Мы не собираемся утверждать, правильно это или нет, мы комментируем Фрейда и пытаемся понять, какова же функция сновидения как бессознательного процесса. Одно из измерений желания сновидения заключается в том, чтобы чему-то позволить сказаться. Выявить это всегда кажется для Фрейда достаточным, чтобы считать свою теорию лишний раз подтвержденной. Ему нет нужды ни добираться до воспоминаний, ни задумываться о регрессии. Что вынудило Фрейда создать теорию регрессии? Следующий шаг дает ответ на этот вопрос. Теперь же нам важно усвоить вот что: Фрейд не удовлетворен, не чувствует себя на верном пути и не делает вид, будто доказать желаемое ему удалось до тех пор, пока ему не удается продемонстрировать, что главное желание сновидения состоит в том, чтобы высказать сообщение.

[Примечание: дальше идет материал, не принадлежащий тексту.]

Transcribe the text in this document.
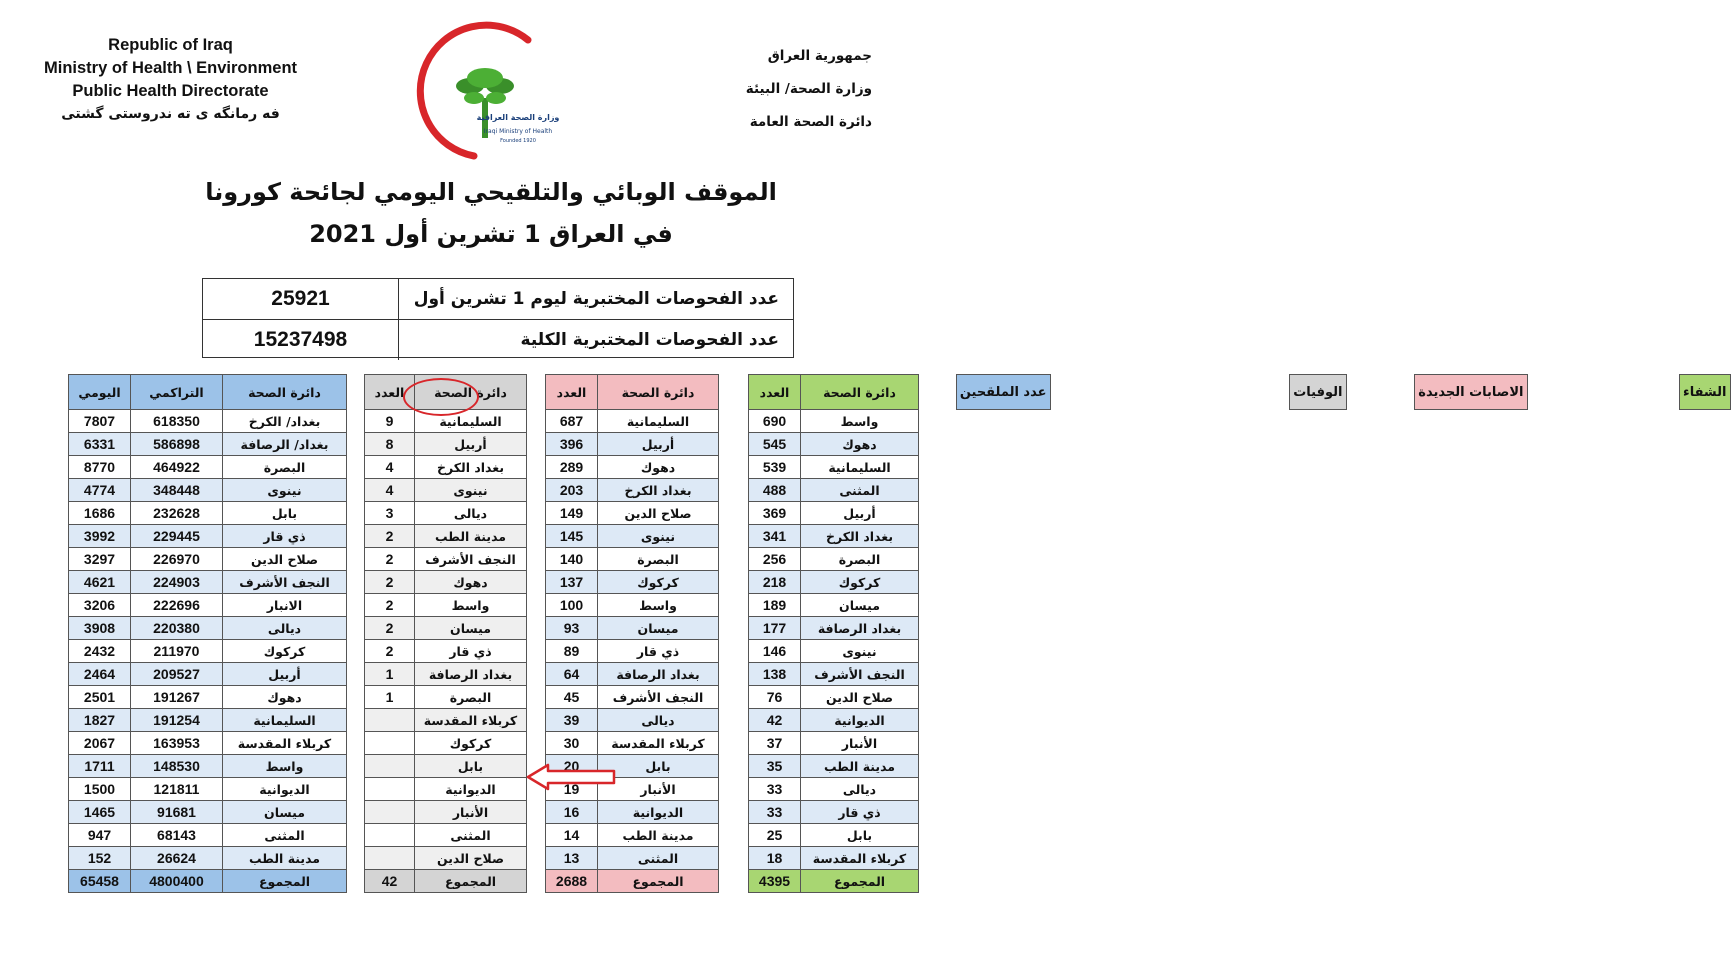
Republic of Iraq
Ministry of Health \ Environment
Public Health Directorate
فه رمانگه ی ته ندروستی گشتی
جمهورية العراق
وزارة الصحة/ البيئة
دائرة الصحة العامة
وزارة الصحة العراقية
Iraqi Ministry of Health
Founded 1920
الموقف الوبائي والتلقيحي اليومي لجائحة كورونا
في العراق 1 تشرين أول 2021
عدد الفحوصات المختبرية ليوم 1 تشرين أول
25921
عدد الفحوصات المختبرية الكلية
15237498
عدد الملقحين
اليومي	التراكمي	دائرة الصحة
7807	618350	بغداد/ الكرخ
6331	586898	بغداد/ الرصافة
8770	464922	البصرة
4774	348448	نينوى
1686	232628	بابل
3992	229445	ذي قار
3297	226970	صلاح الدين
4621	224903	النجف الأشرف
3206	222696	الانبار
3908	220380	ديالى
2432	211970	كركوك
2464	209527	أربيل
2501	191267	دهوك
1827	191254	السليمانية
2067	163953	كربلاء المقدسة
1711	148530	واسط
1500	121811	الديوانية
1465	91681	ميسان
947	68143	المثنى
152	26624	مدينة الطب
65458	4800400	المجموع
الوفيات
العدد	دائرة الصحة
9	السليمانية
8	أربيل
4	بغداد الكرخ
4	نينوى
3	ديالى
2	مدينة الطب
2	النجف الأشرف
2	دهوك
2	واسط
2	ميسان
2	ذي قار
1	بغداد الرصافة
1	البصرة
	كربلاء المقدسة
	كركوك
	بابل
	الديوانية
	الأنبار
	المثنى
	صلاح الدين
42	المجموع
الاصابات الجديدة
العدد	دائرة الصحة
687	السليمانية
396	أربيل
289	دهوك
203	بغداد الكرخ
149	صلاح الدين
145	نينوى
140	البصرة
137	كركوك
100	واسط
93	ميسان
89	ذي قار
64	بغداد الرصافة
45	النجف الأشرف
39	ديالى
30	كربلاء المقدسة
20	بابل
19	الأنبار
16	الديوانية
14	مدينة الطب
13	المثنى
2688	المجموع
الشفاء
العدد	دائرة الصحة
690	واسط
545	دهوك
539	السليمانية
488	المثنى
369	أربيل
341	بغداد الكرخ
256	البصرة
218	كركوك
189	ميسان
177	بغداد الرصافة
146	نينوى
138	النجف الأشرف
76	صلاح الدين
42	الديوانية
37	الأنبار
35	مدينة الطب
33	ديالى
33	ذي قار
25	بابل
18	كربلاء المقدسة
4395	المجموع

Валабрега: — А следовательно, забвение сновидения — это препятствие.
Лакан: — Это не препятствие, это часть текста. Сомнение, например, в перспективе своей представляет собой едва ли не
emphasis — во французском нет подходящего слова: его можно перевести как подчеркивание. Сомнение как психологический феномен Фрейда не интересует — да и можно ли вообще говорить о сомнении в сновидении как явлении психологическом?
Феномен сомнения — говорит Фрейд — нужно истолковывать как часть сообщения. Если субъект сомневается — говорите себе вы — дело в сопротивлении. Но давайте пока забудем о сопротивлении. Сомнение представляет собой часть сообщения. Когда субъект говорит вам, что он сомневается, будьте уверены: он обращает ваше внимание на тот факт, что именно этот элемент сновидения особенно знаменателен. В нашем священном писании сомнение — особая, привилегированная коннотация. Согласны?
2
Валабрега: — Да… Но Фрейд, однако, подчеркивает слово сопротивление, когда говорит, что всякое препятствие истолкованию порождается психическим сопротивлением, Widerstand
Лакан: — Это не совсем так. Вы обратили внимание на примечание? Если во время анализа отец пациента умирает, говорит Фрейд, и при этом не возникает, тем не менее, мысли о том, что пациент позволил ему умереть исключительно для того, чтобы анализ прервать, — это сопротивление. Все, что противостоит истолкованию, мы называем сопротивлением — это вопрос определения. И данный случай мы будем истолковывать исходя из того, насколько благоприятствует или не благоприятствует он ходу работы по истолкованию, другими словами — прохождению сообщения. Согласитесь, что подобное обобщение темы сопротивления позволяет нам предполагать, что в психологический процесс Фрейд его не включает. Сопротивление оценивается лишь по отношению к работе. Под углом зрения психических свойств субъекта она не рассматривается вовсе.